Nick tells Finlay that Mason denied knowing that Holland used the condo and that they had an affair. They look at Mason talking to her lawyer as Morgan processes the condo. While Greg bags the carpeting where the blood was found. Morgan also finds a possible weapon. They take evidence to the lab to process and then Crawford shows them security footage from the night of the murder, where Amanda is seen following Holland into the elevator and slapping him.

Cooper talks to Amanda as Crawford shows her the footage. Cooper is not happy since she came to him asking for help and she explains to them that Bobby had been acting different and she felt he had been straying.
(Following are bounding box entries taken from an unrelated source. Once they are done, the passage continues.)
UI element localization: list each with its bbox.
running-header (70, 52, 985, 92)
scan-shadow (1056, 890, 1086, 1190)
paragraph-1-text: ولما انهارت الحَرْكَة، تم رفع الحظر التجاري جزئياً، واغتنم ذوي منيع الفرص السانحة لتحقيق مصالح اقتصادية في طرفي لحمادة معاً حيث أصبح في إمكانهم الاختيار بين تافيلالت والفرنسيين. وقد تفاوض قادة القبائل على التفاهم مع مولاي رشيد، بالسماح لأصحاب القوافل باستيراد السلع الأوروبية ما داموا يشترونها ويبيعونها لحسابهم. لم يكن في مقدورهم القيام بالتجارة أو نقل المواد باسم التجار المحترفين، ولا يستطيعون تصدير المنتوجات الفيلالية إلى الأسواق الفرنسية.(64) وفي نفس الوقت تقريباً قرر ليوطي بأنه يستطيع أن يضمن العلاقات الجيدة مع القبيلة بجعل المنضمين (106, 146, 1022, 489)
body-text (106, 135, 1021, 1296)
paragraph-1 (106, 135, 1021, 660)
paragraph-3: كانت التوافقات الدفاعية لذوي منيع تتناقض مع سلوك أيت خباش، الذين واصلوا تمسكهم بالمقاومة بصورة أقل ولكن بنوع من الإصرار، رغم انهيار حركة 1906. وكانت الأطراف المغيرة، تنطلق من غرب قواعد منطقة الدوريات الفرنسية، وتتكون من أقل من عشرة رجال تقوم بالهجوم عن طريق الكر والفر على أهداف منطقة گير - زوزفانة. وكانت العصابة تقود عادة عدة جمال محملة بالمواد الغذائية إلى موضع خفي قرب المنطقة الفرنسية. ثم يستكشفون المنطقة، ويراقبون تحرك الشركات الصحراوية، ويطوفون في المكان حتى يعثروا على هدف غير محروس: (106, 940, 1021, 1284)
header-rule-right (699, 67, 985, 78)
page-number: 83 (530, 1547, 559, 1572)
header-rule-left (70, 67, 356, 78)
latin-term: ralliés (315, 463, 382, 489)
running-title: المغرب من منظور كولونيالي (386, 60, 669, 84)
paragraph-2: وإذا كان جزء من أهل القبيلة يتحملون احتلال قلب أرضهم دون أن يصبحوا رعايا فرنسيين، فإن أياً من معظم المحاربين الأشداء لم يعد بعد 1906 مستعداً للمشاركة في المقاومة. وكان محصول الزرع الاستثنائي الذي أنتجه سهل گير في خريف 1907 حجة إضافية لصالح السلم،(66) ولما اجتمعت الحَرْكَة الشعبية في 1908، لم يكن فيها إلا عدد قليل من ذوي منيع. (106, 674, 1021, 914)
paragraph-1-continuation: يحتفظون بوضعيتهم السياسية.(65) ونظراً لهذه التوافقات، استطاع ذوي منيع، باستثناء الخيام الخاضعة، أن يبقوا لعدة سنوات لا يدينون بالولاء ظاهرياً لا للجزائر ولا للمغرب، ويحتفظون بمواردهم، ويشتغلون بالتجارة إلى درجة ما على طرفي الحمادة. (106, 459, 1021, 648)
She followed him to the condo and confronted him. In the elevator, he promised he was only doing a BASE jump from the tower. She had only lied to keep his death benefits and make sure his memory was preserved. They ask her for a blood and DNA sample.

Hodges talks to Nick and tells him Ferris had furosemide in his system, which is a diuretic. He didn’t have a prescription and the one he had in his system caused the sodium inside him to become imbalanced. Because of that, it would have been a lethal combination since he was in the hypobaric chamber.

Henry processes the piece of art that is believed to be the murder weapon, as well as the sheets on the bed. Greg comes in when he gets the result. The blood matches the victim and he stumbles as he tells Greg which boss was in bed with him.

Crawford and Finlay interview Mills, whose DNA was found on the sheets. Crawford asks for an explanation. Mills reveals Holland had decided to leave him and they weren’t just having an affair. Holland didn’t want to live a lie anymore. Mills began beating him after being rejected. When confronted about Ferris, especially since Mills had furosemide in his home, he admits he did it since Ferris likely knew about him and Robert.

Cooper sees Amanda, who is unsure of where she can go. Cooper apologizes for everything that happened, but she understands. He tells her he doesn’t keep anything from his wife anymore and she calls the woman “lucky” before leaving.